Both men had a naturally affinity for the sport, but Zurcher knew, that in order for them to really learn how to ski and make a difference in the local community, they’d have to gain international attention by making it into the Olympics. And to do that, they would need to train with international masters. So in 2014, he arranged a three-month training program in St. Moritz, Switzerland.
I spent New Year’s 2015 in St. Moritz with Zurcher, Henrietta Bjorge, a consultant for the United Nations, and several other friends I’d met in Bamyan earlier that year. Sajjad and Alishah had also just arrived.
“There was some difficulty with the visas,” Zurcher explained. “The government was worried they wouldn’t return to their own country after the three months was up, so I and several others had to vouch for them and assure that they would indeed go back to Afghanistan when their training ended.”
To pay for lessons and gear, a Bamyan Ski Club pop-up bar appears in the middle of St. Moritz from December to March with all funds going to the cause, and a charity race is held on its slopes every January to raise extra money.

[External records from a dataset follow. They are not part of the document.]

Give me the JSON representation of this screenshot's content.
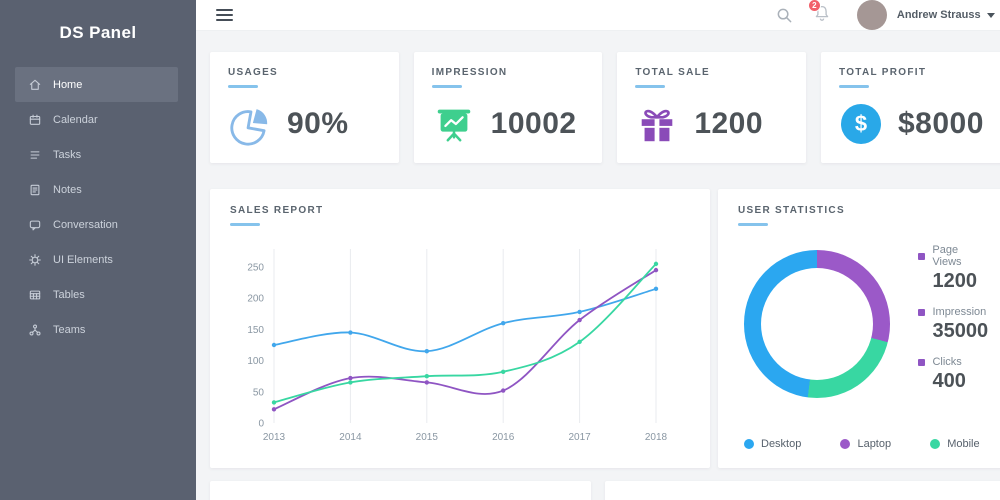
{
  "app": {
    "logo": "DS Panel"
  },
  "sidebar": {
    "items": [
      {
        "label": "Home",
        "icon": "home-icon",
        "active": true
      },
      {
        "label": "Calendar",
        "icon": "calendar-icon",
        "active": false
      },
      {
        "label": "Tasks",
        "icon": "tasks-icon",
        "active": false
      },
      {
        "label": "Notes",
        "icon": "notes-icon",
        "active": false
      },
      {
        "label": "Conversation",
        "icon": "chat-icon",
        "active": false
      },
      {
        "label": "UI Elements",
        "icon": "gear-icon",
        "active": false
      },
      {
        "label": "Tables",
        "icon": "table-icon",
        "active": false
      },
      {
        "label": "Teams",
        "icon": "org-chart-icon",
        "active": false
      }
    ]
  },
  "topbar": {
    "notification_count": "2",
    "user_name": "Andrew Strauss"
  },
  "stat_cards": [
    {
      "title": "USAGES",
      "value": "90%",
      "icon": "pie-chart-icon",
      "color": "#88b9e8"
    },
    {
      "title": "IMPRESSION",
      "value": "10002",
      "icon": "presentation-chart-icon",
      "color": "#3ecf8e"
    },
    {
      "title": "TOTAL SALE",
      "value": "1200",
      "icon": "gift-icon",
      "color": "#8a4bb8"
    },
    {
      "title": "TOTAL PROFIT",
      "value": "$8000",
      "icon": "dollar-circle-icon",
      "color": "#29a8e8",
      "dollar_glyph": "$"
    }
  ],
  "sales_report": {
    "title": "SALES REPORT"
  },
  "user_statistics": {
    "title": "USER STATISTICS",
    "bullet_color": "#8f55c3",
    "metrics": [
      {
        "label": "Page Views",
        "value": "1200"
      },
      {
        "label": "Impression",
        "value": "35000"
      },
      {
        "label": "Clicks",
        "value": "400"
      }
    ],
    "legend": [
      {
        "label": "Desktop",
        "color": "#2ba7f0"
      },
      {
        "label": "Laptop",
        "color": "#9b59c8"
      },
      {
        "label": "Mobile",
        "color": "#38d7a2"
      }
    ]
  },
  "chart_data": [
    {
      "type": "line",
      "title": "SALES REPORT",
      "x": [
        2013,
        2014,
        2015,
        2016,
        2017,
        2018
      ],
      "yticks": [
        0,
        50,
        100,
        150,
        200,
        250
      ],
      "ylim": [
        0,
        280
      ],
      "grid": "vertical-only",
      "legend_position": "none",
      "series": [
        {
          "name": "blue",
          "color": "#41a7ec",
          "values": [
            125,
            145,
            115,
            160,
            178,
            215
          ]
        },
        {
          "name": "purple",
          "color": "#8f55c3",
          "values": [
            22,
            72,
            65,
            52,
            165,
            245
          ]
        },
        {
          "name": "green",
          "color": "#38d7a2",
          "values": [
            33,
            65,
            75,
            82,
            130,
            255
          ]
        }
      ]
    },
    {
      "type": "donut",
      "title": "USER STATISTICS",
      "slices": [
        {
          "label": "Laptop",
          "color": "#9b59c8",
          "percent": 29
        },
        {
          "label": "Mobile",
          "color": "#38d7a2",
          "percent": 23
        },
        {
          "label": "Desktop",
          "color": "#2ba7f0",
          "percent": 48
        }
      ],
      "legend_position": "bottom"
    }
  ]
}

While initially skeptical of the outsiders, locals perked up when they saw foreigners coming to visit, spending money and, even more importantly, creating much-needed winter jobs.
The event also raised morale as, despite the skill of international competitors, Sajjad or Alishah always won. Zurcher also had a sense of P.T Barnum’s flair for crowd appeasement. In 2014, he started adding a surprise jump at the end of the race, causing bodies to pile up and locals to cheer with a gusto not seen in years.
And so it goes that for three months over the past three years, Alishah and Sajjad have made the long journey from their homeland to live a spartan, sober life in the glitzy wonderland of billionaire playboys.
This year, they are hoping to make the final qualifications for the 2018 Winter Olympics—but need help.
According to the website Zurcher has set up for donations, “This year it will be particularly intense in terms of training and expenses. [They will be] participating in races around Europe and it will involve a lot of traveling.
“If Team Afghanistan is to have a realistic chance of making it to the Olympics, they need to work with a professional coach who will be taking care of them on a full-time basis. Also,the trip to South Korea and on-site accommodation need to be paid for. Alishah and Sajjad are sustained by the ski manufacturer Völkl and the Bamyan Ski Club, a non-profit association based in Zürich. However, this is not enough.”
“It is an Olympic fairytale,” Zurcher said. On the crowdfunding site, he adds, “Participating in the Olympics would mean the fulfillment of [their] life’s dream. But what’s more, two Afghan skiers at the Olympics would constitute a sign for the distressed people of Afghanistan and the world that with hard work and a little help, they can overcome even the biggest obstacles.”
UPDATE—February 2018: Alishah Farhang and Sajjad Husseini have both qualified to take part in the 2018 Winter Olympics in South Korea, making it the first time that Afghanistan is represented at the Winter Games.
Farhang and Husseini’s journey to the Winter Olympics was in part thanks to this crowdfunding project started by Bamyan Ski Club, a non-profit association based in Zürich with the aim to promote skiing in Afghanistan.